Mas o evento continua a estar envolvido em polémicas. A começar pela cerimónia de abertura que foi interrompida durante cerca de uma hora devido à queda de câmara suspensa no Altice Arena. O incidente aconteceu instantes após a entrada no recinto de Ramos Horta, Presidente de Timor-Leste.
Também o evento deixou de ser exclusivo e, apesar de Lisboa se manter como sede da cimeira tecnológica, a Web Summit terá uma nova edição no Brasil e a cidade do Rio de Janeiro foi a escolhida para a realização da primeira edição entre 1 e 4 de maio de 2023. Isto apesar de Portugal ter assinado, em 2018, um contrato de exclusividade de 10 anos com a organização com um investimento anual de 11 milhões de euros.

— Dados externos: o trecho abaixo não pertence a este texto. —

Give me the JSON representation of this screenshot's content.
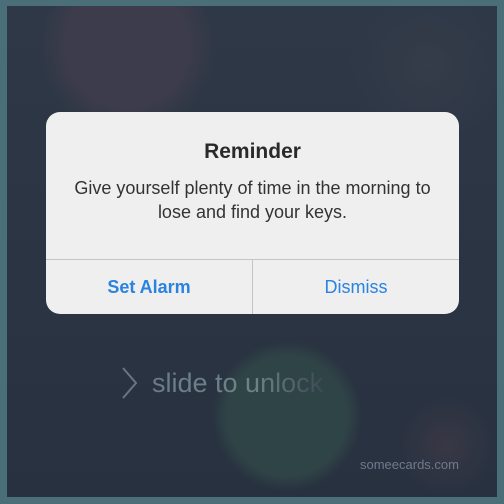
{
  "alert": {
    "title": "Reminder",
    "message": "Give yourself plenty of time in the morning to lose and find your keys.",
    "buttons": [
      "Set Alarm",
      "Dismiss"
    ]
  },
  "lockscreen": {
    "slide_label": "slide to unlock"
  },
  "watermark": "someecards.com",
  "colors": {
    "accent": "#2a83e0",
    "frame": "#4b6f78"
  }
}
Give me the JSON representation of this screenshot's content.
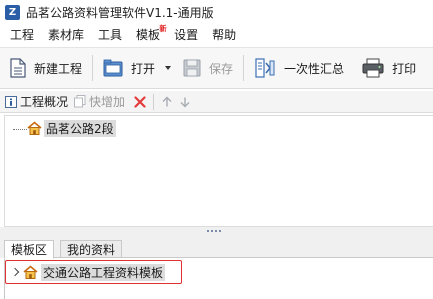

Aliás, para manter o evento no nosso país, o Estado português e Lisboa comprometeram-se a duplicar o espaço da FIL.
A decisão de ir para o Brasil foi anunciada pelo cofundador e CEO da feira de tecnologia, Paddy Cosgrave, em maio deste ano e, na altura, garantiu que a realização da Web Summit na cidade brasileira não iria colocar em causa a realização do evento principal, que continuará a ser em Portugal, nem admitiu a hipótese de haver uma compensação às autoridades locais pela utilização do nome do evento em outra localização que não Portugal, garantindo que os eventos em si serão “muito diferentes”, nomeadamente em termos de tamanho.
E poderá não ficar por aqui, já que acenou com a hipótese de nos próximos anos serem anunciados outros eventos regionais, como, por exemplo, em África, na Ásia e no Médio Oriente. “Queremos ser uma marca mundial”, garantiu o responsável.

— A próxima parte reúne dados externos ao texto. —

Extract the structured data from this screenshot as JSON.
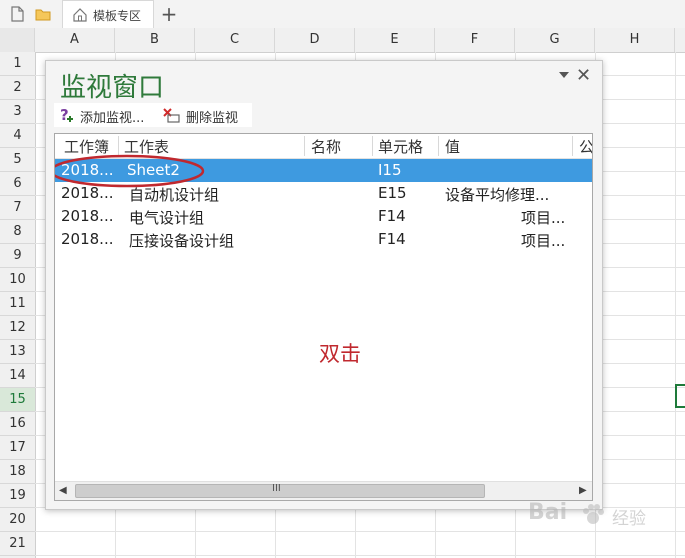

O arranque desta cimeira ficou também marcado pela realização de uma manifestação contra os ‘Vistos Nómadas Digitais’ e outras medidas que prejudicam acesso à habitação. “O nosso protesto correu muito bem. Acabámos há pouco porque está a ficar frio e a maioria das pessoas já entrou e, por isso, já desmobilizámos. Distribuímos panfletos, tínhamos cartazes e faixas. Houve muitas pessoas que se aproximaram para tentar perceber o que se passava. Não estamos contra as pessoas que são consideradas nómadas digitais, colocamos é uma crítica às políticas que incentivam a vinda de pessoas endinheiradas, sobretudo, que consomem habitação”, começa por dizer, em declarações ao i, Rita Silva, da Habita65 – Associação pelo Direito à Habitação e à Cidade.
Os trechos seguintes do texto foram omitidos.